Retinal Analytics via Machine learning aiding Physics (RAMP)
Glaucoma occurs at least partially as result of the eye's mechanical behaviour, in particular the elevated intraocular pressure influencing the structural integrity of the sclera and the transport of proteins necessary for the well-being of the retinal cells. The explicit interdependencies from first principles physics to healthy vs degenerative conditions and, consecutively, successful treatment are largely unknown.
RAMP (Retinal Analytics via Machine learning aiding Physics) Intra-Create programme will look to solve the problem by using novel biomechanical analysis methods informed by data science, novel instrumentation and experiments in micro-structured physical emulators (phantoms). In addition, it will look to understand and quantify the links between first principles and pathophysiology which will be beneficial for both prevention and treatment of glaucoma. We will also anticipate major impact on other problems in ophthalmology and more generally on biology and medicine incorporating first principles aided by data science.

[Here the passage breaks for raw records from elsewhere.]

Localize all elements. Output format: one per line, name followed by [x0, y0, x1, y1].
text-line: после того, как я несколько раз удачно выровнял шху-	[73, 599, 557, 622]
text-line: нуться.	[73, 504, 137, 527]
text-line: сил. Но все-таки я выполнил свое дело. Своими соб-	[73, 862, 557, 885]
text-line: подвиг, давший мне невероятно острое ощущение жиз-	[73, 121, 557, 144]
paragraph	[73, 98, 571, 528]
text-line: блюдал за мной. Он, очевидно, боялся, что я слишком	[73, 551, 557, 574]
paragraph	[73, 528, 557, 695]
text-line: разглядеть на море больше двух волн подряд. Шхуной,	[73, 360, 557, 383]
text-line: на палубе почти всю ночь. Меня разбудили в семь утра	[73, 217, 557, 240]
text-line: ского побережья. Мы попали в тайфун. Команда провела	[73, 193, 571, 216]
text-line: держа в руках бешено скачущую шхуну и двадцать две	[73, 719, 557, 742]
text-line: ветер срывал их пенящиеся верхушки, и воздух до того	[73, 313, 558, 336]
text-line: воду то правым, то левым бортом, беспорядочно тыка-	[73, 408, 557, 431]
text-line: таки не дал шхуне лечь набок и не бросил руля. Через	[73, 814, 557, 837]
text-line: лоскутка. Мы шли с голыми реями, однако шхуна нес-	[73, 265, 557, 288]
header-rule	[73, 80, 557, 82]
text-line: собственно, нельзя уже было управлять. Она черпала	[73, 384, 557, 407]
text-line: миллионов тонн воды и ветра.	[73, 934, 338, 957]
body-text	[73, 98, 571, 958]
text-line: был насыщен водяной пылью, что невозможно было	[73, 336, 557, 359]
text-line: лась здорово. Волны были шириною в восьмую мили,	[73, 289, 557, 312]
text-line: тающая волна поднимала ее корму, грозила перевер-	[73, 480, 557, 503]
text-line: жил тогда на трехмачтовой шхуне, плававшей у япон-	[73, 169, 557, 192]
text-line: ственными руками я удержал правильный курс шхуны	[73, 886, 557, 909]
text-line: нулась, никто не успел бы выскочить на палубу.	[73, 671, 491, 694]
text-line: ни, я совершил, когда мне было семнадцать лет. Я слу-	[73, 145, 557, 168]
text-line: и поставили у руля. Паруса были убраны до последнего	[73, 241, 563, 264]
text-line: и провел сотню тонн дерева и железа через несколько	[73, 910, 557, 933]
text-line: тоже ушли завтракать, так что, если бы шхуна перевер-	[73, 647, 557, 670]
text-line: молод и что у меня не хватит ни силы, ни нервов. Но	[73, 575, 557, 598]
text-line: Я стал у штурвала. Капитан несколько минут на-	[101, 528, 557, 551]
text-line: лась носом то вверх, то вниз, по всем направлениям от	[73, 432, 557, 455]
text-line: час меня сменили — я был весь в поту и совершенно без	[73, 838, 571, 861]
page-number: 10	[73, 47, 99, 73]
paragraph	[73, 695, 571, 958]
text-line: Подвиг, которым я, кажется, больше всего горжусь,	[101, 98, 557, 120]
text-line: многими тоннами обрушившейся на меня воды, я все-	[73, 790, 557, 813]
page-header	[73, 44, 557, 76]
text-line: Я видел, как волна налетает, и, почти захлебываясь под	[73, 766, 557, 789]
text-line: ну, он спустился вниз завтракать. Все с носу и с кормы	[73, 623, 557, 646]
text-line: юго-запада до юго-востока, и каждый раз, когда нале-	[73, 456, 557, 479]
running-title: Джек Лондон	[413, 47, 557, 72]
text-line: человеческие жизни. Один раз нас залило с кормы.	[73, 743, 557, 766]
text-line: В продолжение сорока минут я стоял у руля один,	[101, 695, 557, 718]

The primary objective of RAMP is to use machine learning-aided frameworks based on Optical Coherence Tomography (OCT) scans of the optic nerve head for glaucoma progression prediction. The project will last for 36 months. The main deliverable of our project will be the algorithm for predicting a patient's visual field progression from a set of ophthalmological and standard medical tests. This progression prediction outcome will assist with treatment decisions and reduce the risk of misdiagnosis. Our approach has the potential to simplify glaucoma diagnosis and reduce some glaucoma tests such as fundus imaging, while other important glaucoma tests (such as tonometry & gonioscopy) could still be used in parallel. Our approach might facilitate the learning process of more junior doctors and alleviate the "watch and wait" approach that is the easy fall back for "disc suspects" but which also clogs up clinics and urgently needs rationalizing, or at least risk stratifying. Note that, once diagnosed, a glaucoma patient needs periodic follow-up visits with average lifetime costs of up to S$80,000. In the UK, it has been estimated that if only 10% of the glaucoma population could receive earlier treatment, it would save the UK government between S$1 and S$2 billion annually. If our work is translated in the short term, it may have a considerable economic impact worldwide.